For a given matrix, say $A$, of dimension $n$, in $\mathbb{F}^{n\times n}$, the characteristic polynomial of $A$ is of the form $$c_A = p_1^{d_1}*...*p_k^{d_k},$$ and the minimal polynomial of the form $$c_A = p_1^{e_1}*...*p_k^{e_k},$$ where $p_i$s are prime factors in $\mathbb{F}[x]$.

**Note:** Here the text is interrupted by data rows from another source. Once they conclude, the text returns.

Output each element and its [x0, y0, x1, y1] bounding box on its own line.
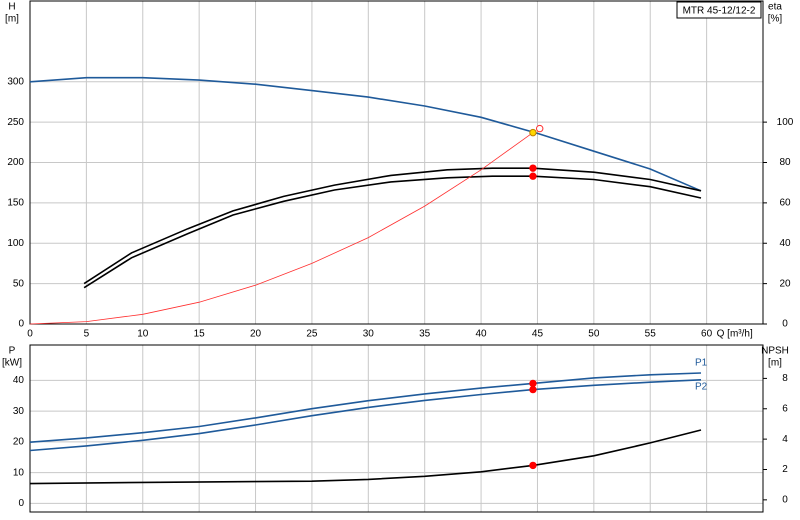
series-label: P1	[695, 358, 708, 369]
operating-point	[536, 124, 544, 133]
y2-tick-label: 0	[782, 319, 788, 330]
x-tick-label: 35	[419, 329, 431, 340]
operating-point	[529, 461, 537, 470]
y2-tick-label: 40	[779, 238, 791, 249]
x-tick-label: 60	[701, 329, 713, 340]
operating-point	[529, 379, 537, 388]
x-tick-label: 30	[363, 329, 375, 340]
x-tick-label: 15	[194, 329, 206, 340]
y2-axis-label: NPSH	[761, 346, 789, 357]
y-tick-label: 150	[7, 198, 24, 209]
x-tick-label: 25	[306, 329, 318, 340]
title-box	[676, 1, 762, 19]
curve	[29, 372, 702, 443]
y-axis-label: H	[8, 2, 15, 13]
curve	[29, 132, 534, 325]
y-tick-label: 50	[13, 278, 25, 289]
y-tick-label: 200	[7, 157, 24, 168]
x-tick-label: 0	[27, 329, 33, 340]
y2-tick-label: 8	[782, 373, 788, 384]
x-tick-label: 5	[84, 329, 90, 340]
chart-title: MTR 45-12/12-2	[683, 6, 756, 17]
x-axis-label: Q [m³/h]	[717, 329, 753, 340]
y-axis-label: P	[9, 346, 16, 357]
y-tick-label: 0	[18, 498, 24, 509]
y-tick-label: 10	[13, 467, 25, 478]
series-label: P2	[695, 381, 708, 392]
y2-tick-label: 100	[777, 117, 794, 128]
x-tick-label: 10	[137, 329, 149, 340]
y2-tick-label: 2	[782, 464, 788, 475]
y2-tick-label: 4	[782, 434, 788, 445]
curve	[29, 429, 702, 485]
y2-tick-label: 20	[779, 278, 791, 289]
y-tick-label: 250	[7, 117, 24, 128]
operating-point	[529, 172, 537, 180]
y2-tick-label: 0	[782, 494, 788, 505]
x-tick-label: 55	[645, 329, 657, 340]
operating-point	[529, 164, 537, 172]
y-tick-label: 300	[7, 76, 24, 87]
curve	[83, 167, 702, 285]
y2-axis-label: eta	[768, 2, 782, 13]
y-tick-label: 100	[7, 238, 24, 249]
curve	[29, 379, 702, 452]
y-tick-label: 30	[13, 406, 25, 417]
operating-point	[529, 128, 537, 137]
y2-axis-label: [%]	[768, 14, 783, 25]
x-tick-label: 45	[532, 329, 544, 340]
x-tick-label: 40	[476, 329, 488, 340]
y2-tick-label: 80	[779, 157, 791, 168]
curve	[29, 76, 702, 192]
y-axis-label: [kW]	[2, 358, 22, 369]
curve	[83, 175, 702, 289]
y2-axis-label: [m]	[768, 358, 782, 369]
y-tick-label: 40	[13, 375, 25, 386]
x-tick-label: 50	[588, 329, 600, 340]
y-tick-label: 0	[18, 319, 24, 330]
y-axis-label: [m]	[5, 14, 19, 25]
plot-frame	[29, 0, 764, 325]
operating-point	[529, 385, 537, 394]
plot-frame	[29, 344, 764, 513]
y2-tick-label: 60	[779, 198, 791, 209]
y2-tick-label: 6	[782, 403, 788, 414]
x-tick-label: 20	[250, 329, 262, 340]
y-tick-label: 20	[13, 437, 25, 448]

By Primary Decomposition theorem, we know that $$V = \oplus_i^k V_i\quad where \quad V_i = Ker(p_i^{e_i}(A))$$
Then, by Cyclic decomposition theorem, we can decompose each $V_i$ as $$V_i = \{0\} \oplus [ \oplus_j^{r_i} Z(\alpha_{i,j},A) ]$$ for some $\alpha_{i,j} \in V_i$.
Question:
My question is that for each $V_i$ how to find the vectors $\alpha_{i,j}\in V_i$, $j=1,...,r_i$.
My thoughts:
We have already proved that for the vector $\alpha_{i,j} \in V_i$, the vectors $\{\alpha_{i,j}, A(\alpha_{i,j}),..., A^{k_{i,j}} (\alpha_{i,j})\}$ form a basis for $Z(\alpha_{i,j}, A)$, they cannot be zero, and they have to be linearly independent.Moreover, since the minimal polynomial of $A|_{V_i}$ is $p_i^{e_i}$, (and by Cyclic decomposition theorem) the $A$-annihilator of $\alpha_{i,1}$ is $p_i^{e_i}$, $$p_i^{e_i-1} (A) (\alpha_{i,1}) \not =0,$$ so, for example, would any vector $v_1 in V_i$ s.t $p_i^{e_i-1} (A) (\alpha_{i,1}) \not =0$ work as $\alpha_{i,1}:= v_1$ ?
Even we could find $\alpha_{i,1}$, how to find $\alpha_{i,2}$ and so on, which satisfies the necessary conditions ??